Figure 3. Example stuctures of hydrolysable tannins and proanthocyanidins: pentagalloylglucose (top left, monomeric galloylglucose, not yet gallotannin), tellimagrandin II (bottom left, monomeric ellagitannin) and 28-meric proanthocyanidin polymer with 18 prodelphinidin (PD) units and 10 procyanidin (PC) units (right). The group-specific MRM methods of Engström et al. (2014, 2015) detect the galloyl units found both in pentagalloylglucose and tellimagrandin II, the HHDP units found in tellimagrandin II, and PC and PD units found in the 28-meric proanthocyanidin. Examples of these groups are highlighted in the structures.

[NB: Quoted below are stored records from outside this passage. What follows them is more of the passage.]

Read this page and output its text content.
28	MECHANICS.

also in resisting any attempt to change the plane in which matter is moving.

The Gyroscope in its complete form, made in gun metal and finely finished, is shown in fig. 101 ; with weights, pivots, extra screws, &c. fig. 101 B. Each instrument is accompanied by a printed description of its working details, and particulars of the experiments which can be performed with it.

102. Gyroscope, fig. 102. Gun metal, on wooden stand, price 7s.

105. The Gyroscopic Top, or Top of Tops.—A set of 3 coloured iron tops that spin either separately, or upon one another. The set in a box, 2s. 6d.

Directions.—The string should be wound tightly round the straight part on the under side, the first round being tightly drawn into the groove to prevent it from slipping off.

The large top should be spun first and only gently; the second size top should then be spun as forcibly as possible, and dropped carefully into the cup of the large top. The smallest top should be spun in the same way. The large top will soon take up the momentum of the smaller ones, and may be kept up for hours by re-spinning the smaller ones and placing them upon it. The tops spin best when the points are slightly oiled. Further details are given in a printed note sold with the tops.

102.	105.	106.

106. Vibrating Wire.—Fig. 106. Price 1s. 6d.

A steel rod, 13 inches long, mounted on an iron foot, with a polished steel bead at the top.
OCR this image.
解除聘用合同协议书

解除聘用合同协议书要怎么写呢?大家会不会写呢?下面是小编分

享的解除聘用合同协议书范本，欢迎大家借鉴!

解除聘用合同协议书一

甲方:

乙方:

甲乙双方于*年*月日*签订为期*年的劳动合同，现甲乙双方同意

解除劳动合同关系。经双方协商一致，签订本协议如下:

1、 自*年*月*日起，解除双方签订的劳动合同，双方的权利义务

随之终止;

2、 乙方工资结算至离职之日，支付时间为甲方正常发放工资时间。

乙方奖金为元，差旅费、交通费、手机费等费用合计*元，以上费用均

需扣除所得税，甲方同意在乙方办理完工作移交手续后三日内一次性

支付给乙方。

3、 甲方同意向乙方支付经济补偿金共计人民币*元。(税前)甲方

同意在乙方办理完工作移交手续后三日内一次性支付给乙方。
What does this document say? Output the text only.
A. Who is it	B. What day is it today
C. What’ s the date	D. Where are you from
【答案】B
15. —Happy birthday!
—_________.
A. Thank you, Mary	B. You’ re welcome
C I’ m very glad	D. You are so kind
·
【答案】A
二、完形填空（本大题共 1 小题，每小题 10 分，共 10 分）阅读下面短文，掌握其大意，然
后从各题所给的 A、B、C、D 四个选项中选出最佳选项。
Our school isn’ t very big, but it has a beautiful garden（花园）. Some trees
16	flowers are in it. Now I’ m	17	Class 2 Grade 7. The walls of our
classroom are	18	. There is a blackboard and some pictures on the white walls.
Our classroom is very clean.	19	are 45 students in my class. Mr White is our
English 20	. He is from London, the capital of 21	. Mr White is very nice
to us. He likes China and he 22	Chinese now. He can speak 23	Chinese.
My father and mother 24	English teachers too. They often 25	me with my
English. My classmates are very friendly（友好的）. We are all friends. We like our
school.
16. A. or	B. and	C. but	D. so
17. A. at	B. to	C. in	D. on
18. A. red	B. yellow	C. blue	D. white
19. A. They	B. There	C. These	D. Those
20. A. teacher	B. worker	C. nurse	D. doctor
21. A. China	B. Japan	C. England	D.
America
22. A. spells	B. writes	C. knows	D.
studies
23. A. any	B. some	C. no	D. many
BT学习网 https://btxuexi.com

We at the Natural Chemistry Research Group have developed group-specific MRM methods for the detection of four most common functional groups of tannins: (1) galloyl groups that are present in simple gallic acid derivatives, gallotannins and even in many of the ellagitannins, (2) hexahydroxydiphenoyl (HHDP) groups present in many, but not necessarily all ellagitannins, (3) procyanidin groups present in the most typical proanthocyanidins, and (4) prodelphinidin groups present in the second most typical types of proanthocyanidins. Figure 3 shows examples of the tannin structures and the functional groups to be detected by these MRM methods.

In addition, our group-specific MRM methods can detect the three most common flavonoid groups: (1) quercetin derivatives, (2) kaempferol derivatives, and (3) myricetin derivatives. On the top of those, also quinic acid derivatives can be detected and this is convenient, since many phenolic conjugates are formed with quinic acid. Chlorogenic acids (caffeoyl quinic acids) are the most common examples of phenolic quinic acid derivatives.

One 10-minute analysis reveals seven of the tannin and flavonoid groups

When these group-specific methods are applied to plant extracts, they automatically detect all the individual compounds that carry those specific functional groups in their structures. This allows several additional ways for utilizing the data. Figure 4 shows how the 10-minute analysis has revealed different types of polyphenols in the Geranium sylvaticum extract. For instance, the DAD chromatogram at the top shows all the compounds, but the group-specific data reveal which of the compounds carry galloyl and/or HHDP groups. Thus this data allows us to e.g. calculate how many galloyl derivatives were present in the extract. This would be practically impossible with any other technique.

When the above group-specific methods are accompanied by both UV spectra and full scan mass spectra of all major metabolites, the characterization of the detected compounds can be accelerated. Examples of these were shown in the Figure 5 of Engström et al. (2015). Thus this approach where one 10-min analysis produces all this data, may be one of the most powerful ways to produce accurate data of plant polyphenols rapidly and accurately. In cases where compound concentrations are low or the UV and MS spectra are not clear enough, more analyses are needed with other tools. But in general, this approach is the way to go at first and the most obvious polyphenol patterns can be revealed in a relatively short time.

All tannins are the same, I have measured all of them by precipitation studies.

Figure 4. UHPLC-DAD chromatogram of the foliar extract of Geranium sylvaticum (top) and group-specific MRM chromatograms for ellagitannins, gallic acid derivatives, quinic acid derivatives, kaempferol derivatives and quercetin derivatives, all detected at the same time from the same run. The group-specific analyses reveal automatically over 40 polyphenols and determine their polyphenol group at the same time. UV and MS spectra were also recorded during the run, enabling the characterization of individual compound with even higher accuracy.